Yamhill, a N. W. county of Oregon, bounded E. by the Willamette river, bordering W. on the Coast mountains, and intersected by the Yamhill river; area, 750 sq. m.; pop. in 1870, 5,012; in 1875, 5,447. The surface is undulating, and the soil, particularly in the east, fertile. It is traversed by the Oregon Central railroad. The chief productions in 1870 were 374,898 bushels of wheat, 219,939 of oats, 11,627 of barley, 31,610 of potatoes, 65,100 lbs. of wool, 103,162 of butter, and 7,261 tons of hay. There were 4,202 horses, 6,100 cattle, 18,851 sheep, and 13,602 swine; 8 flour mills, and 4 saw mills. Capital, Lafayette.
Yancey, a N. W. county of North Carolina, bordering on Tennessee, and bounded N. by the Nollichucky river; area, about 600 sq. m.; pop. in 1870, 5,909, of whom 308 were colored. The surface is mountainous, and lies between Iron mountain and the Blue Ridge. Mt. Mitchell, in the S. E. part, is about 6,500 ft. above the level of the sea. The chief productions in 1870 were 20,514 bushels of wheat, 113,683 of Indian corn, 28,207 of oats, 2,727 lbs. of butter, 8,980 of wool, 5,211 of tobacco, and 511 tons of hay. There were 760 horses, 1,963 milch cows, 2,702 other cattle, 5,518 sheep, and 8,244 swine. Capital, Burnsville.

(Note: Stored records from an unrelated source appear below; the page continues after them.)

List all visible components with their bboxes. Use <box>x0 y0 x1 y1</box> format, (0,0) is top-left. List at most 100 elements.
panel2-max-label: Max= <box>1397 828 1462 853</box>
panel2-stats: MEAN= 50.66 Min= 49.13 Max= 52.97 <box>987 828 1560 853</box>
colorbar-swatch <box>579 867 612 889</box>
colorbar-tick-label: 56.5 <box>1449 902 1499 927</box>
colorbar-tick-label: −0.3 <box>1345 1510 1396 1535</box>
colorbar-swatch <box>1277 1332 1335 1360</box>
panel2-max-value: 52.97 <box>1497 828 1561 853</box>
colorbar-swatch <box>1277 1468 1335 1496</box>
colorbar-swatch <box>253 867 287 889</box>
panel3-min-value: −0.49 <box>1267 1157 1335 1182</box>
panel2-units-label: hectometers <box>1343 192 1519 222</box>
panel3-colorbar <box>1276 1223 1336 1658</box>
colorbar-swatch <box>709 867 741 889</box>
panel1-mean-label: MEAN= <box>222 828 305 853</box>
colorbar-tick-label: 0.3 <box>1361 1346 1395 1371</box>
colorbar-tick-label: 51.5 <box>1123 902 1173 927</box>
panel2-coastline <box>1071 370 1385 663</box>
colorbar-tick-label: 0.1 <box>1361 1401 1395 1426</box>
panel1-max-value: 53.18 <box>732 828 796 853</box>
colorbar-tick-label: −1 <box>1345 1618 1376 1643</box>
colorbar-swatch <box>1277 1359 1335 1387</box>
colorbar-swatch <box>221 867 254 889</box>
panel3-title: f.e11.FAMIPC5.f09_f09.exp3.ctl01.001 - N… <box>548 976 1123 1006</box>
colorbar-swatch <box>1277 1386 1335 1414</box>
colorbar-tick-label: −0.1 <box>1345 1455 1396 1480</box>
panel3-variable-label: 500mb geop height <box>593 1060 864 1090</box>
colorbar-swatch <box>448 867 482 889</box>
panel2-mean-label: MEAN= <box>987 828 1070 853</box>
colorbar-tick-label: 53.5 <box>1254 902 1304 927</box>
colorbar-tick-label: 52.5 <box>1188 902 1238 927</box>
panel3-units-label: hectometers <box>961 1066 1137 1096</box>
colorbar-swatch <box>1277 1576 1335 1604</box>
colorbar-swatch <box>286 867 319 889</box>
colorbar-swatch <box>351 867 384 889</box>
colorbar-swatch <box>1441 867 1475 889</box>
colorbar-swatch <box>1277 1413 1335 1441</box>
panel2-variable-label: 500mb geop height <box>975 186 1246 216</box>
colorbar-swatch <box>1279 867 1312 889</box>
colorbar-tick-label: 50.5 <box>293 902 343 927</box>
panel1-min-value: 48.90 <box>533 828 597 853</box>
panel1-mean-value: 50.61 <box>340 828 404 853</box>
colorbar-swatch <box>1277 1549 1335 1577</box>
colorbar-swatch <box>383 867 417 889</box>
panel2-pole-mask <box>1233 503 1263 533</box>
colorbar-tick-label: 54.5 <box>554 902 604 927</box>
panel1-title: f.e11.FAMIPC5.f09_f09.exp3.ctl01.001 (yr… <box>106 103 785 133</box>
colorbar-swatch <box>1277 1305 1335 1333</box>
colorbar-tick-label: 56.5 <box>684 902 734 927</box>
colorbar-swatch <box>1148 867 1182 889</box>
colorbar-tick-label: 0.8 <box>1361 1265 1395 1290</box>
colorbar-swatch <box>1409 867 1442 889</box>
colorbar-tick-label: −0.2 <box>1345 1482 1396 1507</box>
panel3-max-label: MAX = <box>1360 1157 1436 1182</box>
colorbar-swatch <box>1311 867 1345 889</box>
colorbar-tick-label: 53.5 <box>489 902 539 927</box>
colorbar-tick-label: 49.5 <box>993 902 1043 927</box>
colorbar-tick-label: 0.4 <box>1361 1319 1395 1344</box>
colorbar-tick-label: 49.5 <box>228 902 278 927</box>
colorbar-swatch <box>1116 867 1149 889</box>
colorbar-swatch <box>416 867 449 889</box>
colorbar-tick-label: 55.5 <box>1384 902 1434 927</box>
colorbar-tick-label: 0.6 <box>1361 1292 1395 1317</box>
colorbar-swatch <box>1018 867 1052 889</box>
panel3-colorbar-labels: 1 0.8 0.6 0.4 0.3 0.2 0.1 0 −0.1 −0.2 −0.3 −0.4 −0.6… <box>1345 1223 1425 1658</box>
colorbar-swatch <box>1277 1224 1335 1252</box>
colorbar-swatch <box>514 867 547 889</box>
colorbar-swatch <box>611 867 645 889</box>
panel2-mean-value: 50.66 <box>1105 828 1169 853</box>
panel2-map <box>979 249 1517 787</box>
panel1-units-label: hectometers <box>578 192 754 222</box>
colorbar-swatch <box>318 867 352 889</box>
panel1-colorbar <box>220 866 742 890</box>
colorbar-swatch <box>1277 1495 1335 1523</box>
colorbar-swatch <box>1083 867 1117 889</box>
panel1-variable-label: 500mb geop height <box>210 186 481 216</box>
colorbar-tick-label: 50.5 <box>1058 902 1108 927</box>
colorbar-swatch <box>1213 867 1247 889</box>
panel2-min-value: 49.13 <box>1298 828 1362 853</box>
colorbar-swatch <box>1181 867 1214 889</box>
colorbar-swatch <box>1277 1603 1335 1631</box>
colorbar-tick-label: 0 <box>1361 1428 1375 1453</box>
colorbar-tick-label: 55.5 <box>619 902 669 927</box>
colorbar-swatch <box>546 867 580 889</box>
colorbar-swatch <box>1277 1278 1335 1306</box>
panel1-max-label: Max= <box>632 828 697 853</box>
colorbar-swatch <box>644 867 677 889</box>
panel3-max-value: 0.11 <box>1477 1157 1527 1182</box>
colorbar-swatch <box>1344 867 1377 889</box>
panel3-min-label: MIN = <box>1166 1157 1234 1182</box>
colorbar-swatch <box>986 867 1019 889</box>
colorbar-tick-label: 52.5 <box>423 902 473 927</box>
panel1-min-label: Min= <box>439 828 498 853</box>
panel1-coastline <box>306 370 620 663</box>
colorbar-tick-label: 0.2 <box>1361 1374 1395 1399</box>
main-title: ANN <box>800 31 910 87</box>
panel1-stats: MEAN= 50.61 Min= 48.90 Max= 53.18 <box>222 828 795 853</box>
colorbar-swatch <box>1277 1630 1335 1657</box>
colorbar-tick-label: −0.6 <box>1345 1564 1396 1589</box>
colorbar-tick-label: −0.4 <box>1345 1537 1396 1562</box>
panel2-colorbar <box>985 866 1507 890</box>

Yankee, a familiar term applied in the United States to the inhabitants of the New England states, and after the outbreak of the civil war of 1861 employed by the inhabitants of the seceded states to designate those who remained loyal to the government. Foreigners have generally applied the term indiscriminately, and habitually in a disparaging sense, to all inhabitants of the United States. Of the many etymologies assigned to the word, the most probable is that of Heckewelder, viz.: that it is a corruption of the word English by the North American Indians, who pronounced it Yenghees or Yanghees.
Yankee Doodle, a tune that since the revolutionary war has been popular in the United States, and has become one of our national airs. It was known as long ago as the reign of Charles I., being then sung to the nursery rhyme "Lucy Lockit lost her pocket." In the time of Cromwell it was sung to the following rhyme, in which the words by which it is known first appear:
"Yankee Doodle came to town Upon a Kentish pony; He stuck a feather in his hat, And called him Maccaroni".
It is supposed to have been written to satirize Cromwell. The tune was played by the British bands in colonial times, and during the American revolution various doggerel verses were sung to it, many of them in ridicule of the Americans. In 1861 the legislature of South Carolina, by enactment, forbade the use of the tune in that state.